Image légendée
Un bout d’univers : l’amas de galaxies Abell 2597 © European Southern Observatory/AFP/Archives

Une équipe d’astrophysiciens aux Etats-Unis a obtenu la mesure la plus précise jamais réalisée de la quantité totale de matière dans l’univers, l’une des questions les plus fascinantes de la cosmologie. La réponse, publiée dans la revue The Astrophysical Journal lundi, est que la matière représente 31,5 % (plus ou moins 1,3 %) de la quantité totale de matière et d’énergie qui composent l’univers. Les 68,5 % restants sont de l’énergie noire, une force mystérieuse responsable de l’expansion de l’univers et dont l’existence a été déduite à partir de l’observation de supernovas dans les années 1990.

Autrement dit, la quantité totale de matière dans l’univers observable est équivalente à 66 000 000 000 000 000 000 000 fois la masse du Soleil, ou 66 000 milliards de milliards, selon l’auteur principal de l’étude, Mohamed Abdullah, doctorant en astrophysique de l’université de Californie à Riverside.

80 % de cette matière est appelée matière noire, dont la nature reste mystérieuse, mais dont une hypothèse est qu’elle se compose de particules subatomiques. La nouvelle mesure est proche des estimations réalisées par d’autres équipes d’astrophysiciens avec d’autres techniques de cosmologie.

« C’est la continuation d’un long processus qui a permis depuis 100 ans de progressivement devenir de plus en plus précis », ajoute la coautrice Gillian Wilson, professeure à la même université. « C’est chouette de pouvoir mesurer des choses aussi fondamentales sur l’univers sans quitter la planète Terre », ajoute-t-elle.

Comment pèse-t-on l’univers ?

Léquipe a eu recours à une technique vieille de 90 ans, et qui consiste à observer les orbites des galaxies à lintérieur des amas de galaxies (ces amas peuvent contenir des centaines ou milliers de galaxies). Il est possible de calculer la force gravitationnelle de chaque amas, ce qui permet d’en déduire leur masse.

Le destin de l’univers

Gillian Wilson explique que la technique a été inventée dans les années 1930 par l’astronome suisse Fritz Zwicky, un pionnier qui fut le premier à faire l’hypothèse de l’existence de matière noire dans les amas de galaxies. Il avait remarqué que la masse gravitationnelle des galaxies de l’amas Coma ne suffisait pas pour les maintenir ensemble, et il avait alors suggéré la présence d’une matière invisible.
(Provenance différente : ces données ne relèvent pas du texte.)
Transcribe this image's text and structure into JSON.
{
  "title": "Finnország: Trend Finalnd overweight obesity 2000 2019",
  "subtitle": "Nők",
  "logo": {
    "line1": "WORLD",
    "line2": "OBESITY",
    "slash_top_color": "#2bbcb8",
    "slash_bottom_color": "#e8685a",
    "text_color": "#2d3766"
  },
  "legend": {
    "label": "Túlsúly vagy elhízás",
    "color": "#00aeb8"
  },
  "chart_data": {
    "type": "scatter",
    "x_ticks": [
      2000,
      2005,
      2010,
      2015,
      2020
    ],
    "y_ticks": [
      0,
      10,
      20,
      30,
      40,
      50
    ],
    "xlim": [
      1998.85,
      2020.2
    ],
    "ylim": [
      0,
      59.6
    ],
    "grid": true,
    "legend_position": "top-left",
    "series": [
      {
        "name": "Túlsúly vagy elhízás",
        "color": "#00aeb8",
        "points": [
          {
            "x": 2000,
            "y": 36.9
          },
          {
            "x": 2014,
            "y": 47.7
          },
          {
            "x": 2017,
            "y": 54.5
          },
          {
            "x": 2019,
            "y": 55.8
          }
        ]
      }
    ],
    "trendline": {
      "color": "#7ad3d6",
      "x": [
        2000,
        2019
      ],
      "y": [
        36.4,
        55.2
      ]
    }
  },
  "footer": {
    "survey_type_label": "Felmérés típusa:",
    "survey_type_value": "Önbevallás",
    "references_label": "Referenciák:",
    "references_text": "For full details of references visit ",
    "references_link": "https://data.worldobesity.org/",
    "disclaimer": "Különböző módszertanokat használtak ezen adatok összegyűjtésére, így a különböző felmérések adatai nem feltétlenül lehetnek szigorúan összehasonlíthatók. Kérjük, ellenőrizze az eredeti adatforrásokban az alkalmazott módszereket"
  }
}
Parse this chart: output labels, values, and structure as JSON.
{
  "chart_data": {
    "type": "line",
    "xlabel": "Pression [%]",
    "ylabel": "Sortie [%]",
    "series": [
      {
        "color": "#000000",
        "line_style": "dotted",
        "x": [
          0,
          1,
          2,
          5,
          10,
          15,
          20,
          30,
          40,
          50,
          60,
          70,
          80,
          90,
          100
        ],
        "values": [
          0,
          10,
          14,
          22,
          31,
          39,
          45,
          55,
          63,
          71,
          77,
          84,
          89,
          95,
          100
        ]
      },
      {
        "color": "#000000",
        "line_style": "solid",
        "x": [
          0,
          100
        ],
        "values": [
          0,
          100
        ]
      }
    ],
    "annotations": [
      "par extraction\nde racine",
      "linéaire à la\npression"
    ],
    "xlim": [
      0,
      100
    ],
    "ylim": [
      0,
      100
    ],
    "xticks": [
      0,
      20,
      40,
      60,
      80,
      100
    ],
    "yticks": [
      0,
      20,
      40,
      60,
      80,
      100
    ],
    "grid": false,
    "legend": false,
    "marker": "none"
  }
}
L’équipe de l’université de Californie a amélioré la technique de Fritz Zwicky et développé un outil appelé GalWeight pour mieux classer quelle galaxie appartient à quel amas, puis les chercheurs ont appliqué l’outil à l’une des cartes en trois dimensions les plus détaillées de l’univers, la Sloan Digital Sky Survey.

Ils ont mesuré la masse de 1800 amas de galaxies. Puis fait des simulations informatiques pour trouver la quantité optimale de matière dans l’univers correspondant au nombre réel d’amas, jusqu’à trouver la valeur optimale.

A quoi cela peut-il servir ?

Selon Gillian Wilson, la quête de la quantité exacte de matière dans l’univers nous aidera à comprendre l’un des plus grands mystères actuels du cosmos, la nature de la matière noire. En outre, « la quantité totale de matière noire et d’énergie noire nous diront le destin de l’univers », dit-elle, le consensus scientifique actuel étant que nous nous dirigeons vers un « Big Freeze », un « grand gel » aussi appelé « mort thermique » de l’univers, un état où les étoiles arrivent à court de carburant.